Rebeca Rodriguez receives WCC Merck Research Award
Rebeca "Becky" Rodriguez, a 4th-year graduate student working with Professor Christy Haynes, has received the prestigious and competitive Women Chemists Committee (WCC)/Merck Research Award, which recognizes research excellence.
Eight female chemists in their third or fourth year of graduate school were chosen to receive this award and present their research at the 2020 WCC Merck Research Awards Symposium at the fall American Chemical Society national meeting, from 8:25 a.m. to 12:05 p.m. Sunday, Aug. 16. Becky will be speaking at 11 a.m. To attend and receive the link, send your name, email and affiliation to strongdespina@gmail.com.
Becky's research is at the interface of analytical, polymer, and materials chemistry. She is working to create inexpensive sensors for biological target detection. Using a polymer affinity agent, which is less specific than traditional affinity agents, provides the potential for multiplex detection, the ability to detect more than one target simultaneously.
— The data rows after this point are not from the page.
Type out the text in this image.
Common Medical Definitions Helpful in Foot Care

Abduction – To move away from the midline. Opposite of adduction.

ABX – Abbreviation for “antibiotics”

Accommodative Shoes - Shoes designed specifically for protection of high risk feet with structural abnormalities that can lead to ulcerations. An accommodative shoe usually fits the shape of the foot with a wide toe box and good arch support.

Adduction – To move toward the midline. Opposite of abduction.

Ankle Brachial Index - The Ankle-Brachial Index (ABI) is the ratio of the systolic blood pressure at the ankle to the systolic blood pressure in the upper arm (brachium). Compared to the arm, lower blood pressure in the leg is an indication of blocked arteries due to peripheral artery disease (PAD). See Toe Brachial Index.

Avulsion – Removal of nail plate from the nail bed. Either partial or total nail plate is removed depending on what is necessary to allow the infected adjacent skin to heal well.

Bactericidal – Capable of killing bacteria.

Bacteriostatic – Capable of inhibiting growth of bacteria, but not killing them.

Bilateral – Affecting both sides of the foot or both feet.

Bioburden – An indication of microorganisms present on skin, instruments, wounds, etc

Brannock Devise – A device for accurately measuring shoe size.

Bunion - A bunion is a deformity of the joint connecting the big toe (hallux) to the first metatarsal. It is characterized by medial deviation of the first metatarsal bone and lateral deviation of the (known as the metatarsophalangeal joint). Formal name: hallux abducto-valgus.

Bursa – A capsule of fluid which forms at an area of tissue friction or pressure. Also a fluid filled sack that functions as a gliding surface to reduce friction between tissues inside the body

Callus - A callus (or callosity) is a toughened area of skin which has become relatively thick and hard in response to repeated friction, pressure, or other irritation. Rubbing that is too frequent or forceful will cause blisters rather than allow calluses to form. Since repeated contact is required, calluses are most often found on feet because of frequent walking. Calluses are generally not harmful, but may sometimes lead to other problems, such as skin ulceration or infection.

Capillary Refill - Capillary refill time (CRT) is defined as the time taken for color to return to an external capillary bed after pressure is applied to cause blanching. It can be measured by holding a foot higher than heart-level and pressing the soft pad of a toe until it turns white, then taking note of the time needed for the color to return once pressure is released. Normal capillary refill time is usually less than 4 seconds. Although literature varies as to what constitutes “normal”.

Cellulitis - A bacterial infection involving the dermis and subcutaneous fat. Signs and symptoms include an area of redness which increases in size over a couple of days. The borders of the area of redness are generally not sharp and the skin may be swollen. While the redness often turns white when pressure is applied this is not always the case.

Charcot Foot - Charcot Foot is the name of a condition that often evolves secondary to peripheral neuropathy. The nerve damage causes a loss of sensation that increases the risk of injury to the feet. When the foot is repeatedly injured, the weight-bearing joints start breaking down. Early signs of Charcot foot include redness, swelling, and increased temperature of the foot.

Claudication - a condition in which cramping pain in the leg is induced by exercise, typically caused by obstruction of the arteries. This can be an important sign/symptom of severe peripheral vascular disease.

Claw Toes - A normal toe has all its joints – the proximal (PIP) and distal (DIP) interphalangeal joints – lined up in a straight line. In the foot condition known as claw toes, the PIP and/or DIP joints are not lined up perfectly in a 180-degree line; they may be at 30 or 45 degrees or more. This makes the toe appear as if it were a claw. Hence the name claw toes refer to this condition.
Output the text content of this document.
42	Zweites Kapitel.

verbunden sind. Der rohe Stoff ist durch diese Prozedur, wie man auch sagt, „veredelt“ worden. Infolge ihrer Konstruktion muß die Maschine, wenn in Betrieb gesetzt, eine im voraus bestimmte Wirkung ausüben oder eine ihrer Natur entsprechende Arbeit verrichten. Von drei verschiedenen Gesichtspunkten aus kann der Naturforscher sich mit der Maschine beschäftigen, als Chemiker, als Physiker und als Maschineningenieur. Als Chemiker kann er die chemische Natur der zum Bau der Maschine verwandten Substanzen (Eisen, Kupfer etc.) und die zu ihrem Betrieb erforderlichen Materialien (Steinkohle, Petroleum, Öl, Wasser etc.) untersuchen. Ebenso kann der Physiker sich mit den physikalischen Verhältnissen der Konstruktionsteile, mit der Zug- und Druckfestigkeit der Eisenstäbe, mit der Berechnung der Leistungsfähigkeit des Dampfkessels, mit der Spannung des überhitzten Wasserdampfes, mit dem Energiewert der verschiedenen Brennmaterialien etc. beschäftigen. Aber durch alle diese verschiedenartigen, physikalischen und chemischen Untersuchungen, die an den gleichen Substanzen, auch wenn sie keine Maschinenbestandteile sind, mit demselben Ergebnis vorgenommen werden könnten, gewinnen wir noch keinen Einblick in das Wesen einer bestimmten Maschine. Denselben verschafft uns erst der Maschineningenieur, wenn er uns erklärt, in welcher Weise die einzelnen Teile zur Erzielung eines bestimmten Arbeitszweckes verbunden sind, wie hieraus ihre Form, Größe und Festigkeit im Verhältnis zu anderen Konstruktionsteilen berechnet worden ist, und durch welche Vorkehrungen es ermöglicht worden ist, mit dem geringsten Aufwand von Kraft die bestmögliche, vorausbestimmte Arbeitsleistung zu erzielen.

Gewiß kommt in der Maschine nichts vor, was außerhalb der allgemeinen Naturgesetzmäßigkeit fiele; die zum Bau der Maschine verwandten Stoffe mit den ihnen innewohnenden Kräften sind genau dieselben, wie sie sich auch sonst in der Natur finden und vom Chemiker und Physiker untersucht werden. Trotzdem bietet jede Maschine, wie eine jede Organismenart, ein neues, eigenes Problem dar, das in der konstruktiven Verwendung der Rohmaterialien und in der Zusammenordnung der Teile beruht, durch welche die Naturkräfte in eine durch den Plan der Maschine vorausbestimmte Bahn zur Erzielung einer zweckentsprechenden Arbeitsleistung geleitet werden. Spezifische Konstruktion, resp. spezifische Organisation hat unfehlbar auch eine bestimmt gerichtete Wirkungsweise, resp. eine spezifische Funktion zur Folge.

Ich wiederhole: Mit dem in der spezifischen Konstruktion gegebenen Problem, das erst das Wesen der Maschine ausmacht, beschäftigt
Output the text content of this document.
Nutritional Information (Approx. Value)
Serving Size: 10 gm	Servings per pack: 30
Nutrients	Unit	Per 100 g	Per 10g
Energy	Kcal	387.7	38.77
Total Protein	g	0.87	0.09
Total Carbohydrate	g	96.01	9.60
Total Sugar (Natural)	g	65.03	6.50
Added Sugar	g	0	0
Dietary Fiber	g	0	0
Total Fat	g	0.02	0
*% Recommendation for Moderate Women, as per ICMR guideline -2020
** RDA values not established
The abstract for her presentation, "Optimizing inear polymer affinity agents for SERS Detection of aflatoxin B1," is: "Linear polymer affinity agents serve as a strong potential to detect multiple targets at once, with various analytical techniques. To study how to best optimize the use of these affinity agents, a series of poly(N-acryloyl glycinamide) (pNAGA) polymers were synthesized and studied as capture agents for surface-enhanced Raman scattering (SERS) detection of aflatoxin B1 (AFB1), a highly carcinogenic food-borne toxin. Four molecular weights of pNAGA were synthesized by reversible addition-fragmentation chain-transfer (RAFT) polymerization to study the dependence of affinity agent efficacy on chain length for this AFB1 sensing platform. Isothermal titration calorimetry (ITC) was used to verify the sign and magnitude of the enthalpic effects involved in polymer–AFB1 interactions in solution and to understand the effects of pNAGA chain length on AFB1 noncovalent binding. pNAGA–AFB1 interactions were found to be exothermic, and longer pNAGA chains generally resulted in smaller enthalpy decreases per repeat unit. With pNAGA22 being thermodynamically the strongest affinity agent, we hypothesize that AFB1 affinity is determined by a balance between the configurational restrictions in pNAGA chains and the enthalpic advantage of binding AFB1. SERS spectral changes observed following AFB1 exposure were used to evaluate the influence of polymer molecular weight, order of attachment (pre- vs. post- functionalization of the substrate) and attachment chemistry (thiol vs. trithiocarbonate) on the sensitivity of AFB1 detection. The method by which target, polymer affinity agent, and signal transduction mechanism are combined was found to have significant impacts on the achieved sensitivity. The most effective polymer chain length (pNAGA22), anchoring chemistry (thiol), and polymer/toxin assembly scheme (in-solution) allowed detection of 10 ppb AFB1 in water (below the FDA regulatory limit of 20 ppb), a hundred-fold improvement over SERS sensing without the pNAGA affinity agent."
Becky's co-authors are Victoria M. Szlag, Theresa M. Reineke, and Christy L. Haynes.